L’organisation financière de l’Empire franc achèvera de nous en convaincre. Elle est, en effet, aussi rudimentaire qu’il est possible. L’impôt public, que les Mérovingiens avaient conservé à l’imitation de Rome, n’existe plus. Les ressources du souverain ne consistent que dans le revenu de ses domaines, dans les tributs levés sur les peuples vaincus et dans le butin fourni par la guerre. Le tonlieu ne contribue plus à alimenter le trésor, attestant ainsi la décadence commerciale de l’époque. Il devient une simple exaction brutalement prélevée en nature sur les rares marchandises transportées par les fleuves ou le long des routes[25]. Ses maigres produits, qui devaient servir à entretenir les ponts, les quais et les chemins, sont accaparés par les fonctionnaires qui les perçoivent. Les Missi dominici, créés pour surveiller l’administration, sont impuissants à faire disparaître les abus qu’ils constatent, car l’État, incapable de payer ses agents, est incapable aussi de leur imposer son autorité. Il est obligé de les prendre dans l’aristocratie, qui, grâce à sa situation sociale, peut seule lui fournir des services gratuits. Mais ce faisant, le voilà contraint, faute d’argent, de choisir les instruments de son pouvoir au sein d’un groupe d’hommes dont l’intérêt le plus évident est la diminution de ce pouvoir. Le recrutement des fonctionnaires dans l’aristocratie a été le vice fondamental de l’État franc et la cause essentielle de sa dissolution si rapide après la mort de Charlemagne. Au vrai, rien n’était plus fragile que cet État dont le souverain, tout puissant en théorie, dépendait en fait de la fidélité d’agents indépendants de lui. Le système féodal est en germe dans cette situation contradictoire. L’Empire Carolingien n’eût pu subsister que s’il avait possédé, comme l’Empire Byzantin, ou l’Empire des Khalifes, un système d’impôts, un contrôle financier, une centralisation fiscale et un trésor pourvoyant aux traitements des fonctionnaires, aux travaux publics, à l’entretien de l’armée et de la flotte. L’impuissance financière qui causa sa chute est la démonstration évidente de l’impossibilité où il s’est trouvé de maintenir sa structure administrative sur une base économique qui n’était pas à même de la supporter.

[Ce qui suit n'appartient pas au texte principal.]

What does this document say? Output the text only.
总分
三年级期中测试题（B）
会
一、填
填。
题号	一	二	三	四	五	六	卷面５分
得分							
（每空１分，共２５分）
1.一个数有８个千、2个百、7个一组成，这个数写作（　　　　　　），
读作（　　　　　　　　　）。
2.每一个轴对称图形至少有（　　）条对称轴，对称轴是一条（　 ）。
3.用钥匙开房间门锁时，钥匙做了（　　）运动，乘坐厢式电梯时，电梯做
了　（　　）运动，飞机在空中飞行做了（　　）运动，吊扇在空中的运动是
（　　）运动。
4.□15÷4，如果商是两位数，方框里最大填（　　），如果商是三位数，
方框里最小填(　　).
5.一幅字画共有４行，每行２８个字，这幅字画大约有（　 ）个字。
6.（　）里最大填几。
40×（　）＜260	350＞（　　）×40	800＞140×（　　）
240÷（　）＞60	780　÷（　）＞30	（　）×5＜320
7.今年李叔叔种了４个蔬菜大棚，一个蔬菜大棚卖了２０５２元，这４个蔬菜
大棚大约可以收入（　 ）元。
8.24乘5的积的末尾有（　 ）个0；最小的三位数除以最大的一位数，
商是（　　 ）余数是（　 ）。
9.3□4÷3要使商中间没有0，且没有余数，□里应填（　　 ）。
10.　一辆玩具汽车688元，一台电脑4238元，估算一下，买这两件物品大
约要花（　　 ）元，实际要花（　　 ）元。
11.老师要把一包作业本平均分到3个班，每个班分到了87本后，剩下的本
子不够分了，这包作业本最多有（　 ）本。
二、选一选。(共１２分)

Cette base économique de l’État comme de la société, c’est désormais la propriété foncière. De même que l’Empire Carolingien est un État terrien sans débouchés, de même aussi, il est un État essentiellement agricole. Les traces de commerce que l’on y relève encore ne sont qu’une quantité négligeable. Il ne connaît plus d’autre fortune que la fortune foncière, d’autre travail que le travail rural. Et, sans doute, cette prédominance de l’agriculture n’est pas un fait nouveau. On la rencontre déjà très marquée à l’époque romaine et elle s’est continuée en se renforçant encore à l’époque mérovingienne. Dès la fin de l’Antiquité, tout l’Occident de l’Europe était couvert de grands domaines appartenant à une aristocratie dont les membres portaient le nom de Sénateurs (Senatores). De plus en plus la petite propriété allait disparaissant pour se transformer en tenures héréditaires, pendant que les anciens fermiers libres se transformaient eux-mêmes en colons attachés à la glèbe. L’invasion germanique n’altéra point très sensiblement cet état de choses. On a renoncé définitivement à se représenter les Germains sous l’apparence d’une démocratie égalitaire de paysans. Les contrastes sociaux étaient très grands parmi eux lorsqu’ils pénétrèrent dans l’Empire. Ils comprenaient une minorité de riches et une majorité de pauvres. Le nombre des esclaves et des demi-libres (liti) y était considérable[26].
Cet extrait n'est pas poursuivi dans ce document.